Sera made a choked sound. I looked up and saw tears finally spilling down her cheeks.

"I didn't die," she said, her voice hard. "I survived. Alone. Pregnant. Bleeding in the Wastelands while rogues hunted me for sport. I gave birth to them in a cave during a blizzard with no help, no pack, no mate. So don't you dare stand there and act like searching makes up for what you did."

"It doesn't," I agreed, my own tears hot on my face. "Nothing makes up for it. But I'm begging you—let me try. Let me protect them. Protect you. Elena knows about them now. She'll never stop hunting them."

"I've protected them fine without you."

"I know you have. You're incredible. You built an empire from nothing. But you don't have to do it alone anymore."

"I'm not alone. I have my Coalition. My people."

"You have a mate who never stopped loving you," I said desperately. "A mate who feels you every second through this bond and knows you're terrified and furious and exhausted. Let me help."

Before Sera could respond, Finn burst through the door, his face grim.

"We caught one of Elena's rogues.
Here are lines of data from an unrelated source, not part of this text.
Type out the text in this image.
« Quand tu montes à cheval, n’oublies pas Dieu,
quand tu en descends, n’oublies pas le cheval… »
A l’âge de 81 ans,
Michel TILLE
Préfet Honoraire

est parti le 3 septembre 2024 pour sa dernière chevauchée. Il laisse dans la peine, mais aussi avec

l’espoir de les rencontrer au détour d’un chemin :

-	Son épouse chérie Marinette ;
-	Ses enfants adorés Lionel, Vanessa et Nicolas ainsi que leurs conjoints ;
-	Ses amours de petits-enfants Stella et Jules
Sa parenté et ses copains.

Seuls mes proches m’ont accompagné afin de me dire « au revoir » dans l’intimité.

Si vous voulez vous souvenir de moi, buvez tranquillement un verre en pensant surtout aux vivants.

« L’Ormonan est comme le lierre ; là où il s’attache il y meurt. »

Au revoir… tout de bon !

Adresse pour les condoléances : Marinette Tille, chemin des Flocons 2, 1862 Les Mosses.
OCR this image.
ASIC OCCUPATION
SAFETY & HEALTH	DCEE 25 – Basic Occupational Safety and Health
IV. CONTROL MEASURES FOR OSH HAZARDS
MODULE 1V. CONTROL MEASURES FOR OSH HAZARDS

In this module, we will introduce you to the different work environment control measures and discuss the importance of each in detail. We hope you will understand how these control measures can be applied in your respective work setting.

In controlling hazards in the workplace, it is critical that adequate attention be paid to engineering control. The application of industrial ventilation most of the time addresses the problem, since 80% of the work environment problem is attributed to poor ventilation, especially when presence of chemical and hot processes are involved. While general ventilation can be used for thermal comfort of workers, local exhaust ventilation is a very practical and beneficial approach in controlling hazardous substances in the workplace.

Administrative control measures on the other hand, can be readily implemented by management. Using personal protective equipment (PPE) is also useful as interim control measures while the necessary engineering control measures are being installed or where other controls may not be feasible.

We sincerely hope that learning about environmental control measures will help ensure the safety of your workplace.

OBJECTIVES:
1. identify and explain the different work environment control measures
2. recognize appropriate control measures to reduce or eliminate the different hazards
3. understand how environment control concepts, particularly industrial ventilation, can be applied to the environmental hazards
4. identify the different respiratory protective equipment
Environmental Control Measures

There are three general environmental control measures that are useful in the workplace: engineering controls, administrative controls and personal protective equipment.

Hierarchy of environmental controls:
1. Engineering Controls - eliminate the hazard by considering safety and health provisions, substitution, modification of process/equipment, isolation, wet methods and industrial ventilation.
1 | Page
He talked." Finn's eyes cut to the twins, then back to me. "It's worse than we thought."

"How worse?"

"Elena's working with Marcus Redclaw. They know about the prophecy."

My blood went cold. "What prophecy?"

Elder Thea appeared behind Finn, her expression grave. "The one I didn't tell you about yet. The one that says twins born of Alpha blood under a shattered bond carry the power to unite all packs. The one that makes your children targets for every enemy you have."

Sera grabbed both twins, pulling them close. "What?"

"There's more," Finn said quietly. "The rogue said Marcus is offering a bounty. Dead or alive. Half a million for each child."

Aria looked up at her mother with huge, frightened eyes. "Mama?"

Sera's face went pale, then hardened to stone. "We're leaving. Tonight. I'll take them somewhere no one can find them."

"They'll hunt you across every territory," I said. "You can't run from this."

"Watch me."

"Sera, please—"

A howl split the night—close, too close. Then another. And another.

Marcus Redclaw's attack call.

Finn's radio crackled. "Alpha! Eastern border—fifty wolves, maybe more! They're not stopping at the border—they're coming straight for the packhouse!"

I looked at Sera, at our children, at the future I'd just discovered I had.

"They're already here," I said. "And they're coming for them."

Asher started crying. Aria wrapped her arms around him. And Sera looked at me with eyes full of terror and rage.

"If anything happens to them because of you—"

"Nothing will happen to them," I swore. "I'll die first."

The windows exploded inward for the second time tonight.

But this time, it wasn't Elena's rogues.

It was Marcus Redclaw himself—massive, scarred, his eyes glowing red—and he was looking right at my children.

"Hello, Alpha Thorne," Marcus rumbled. "I believe you have something that belongs to me."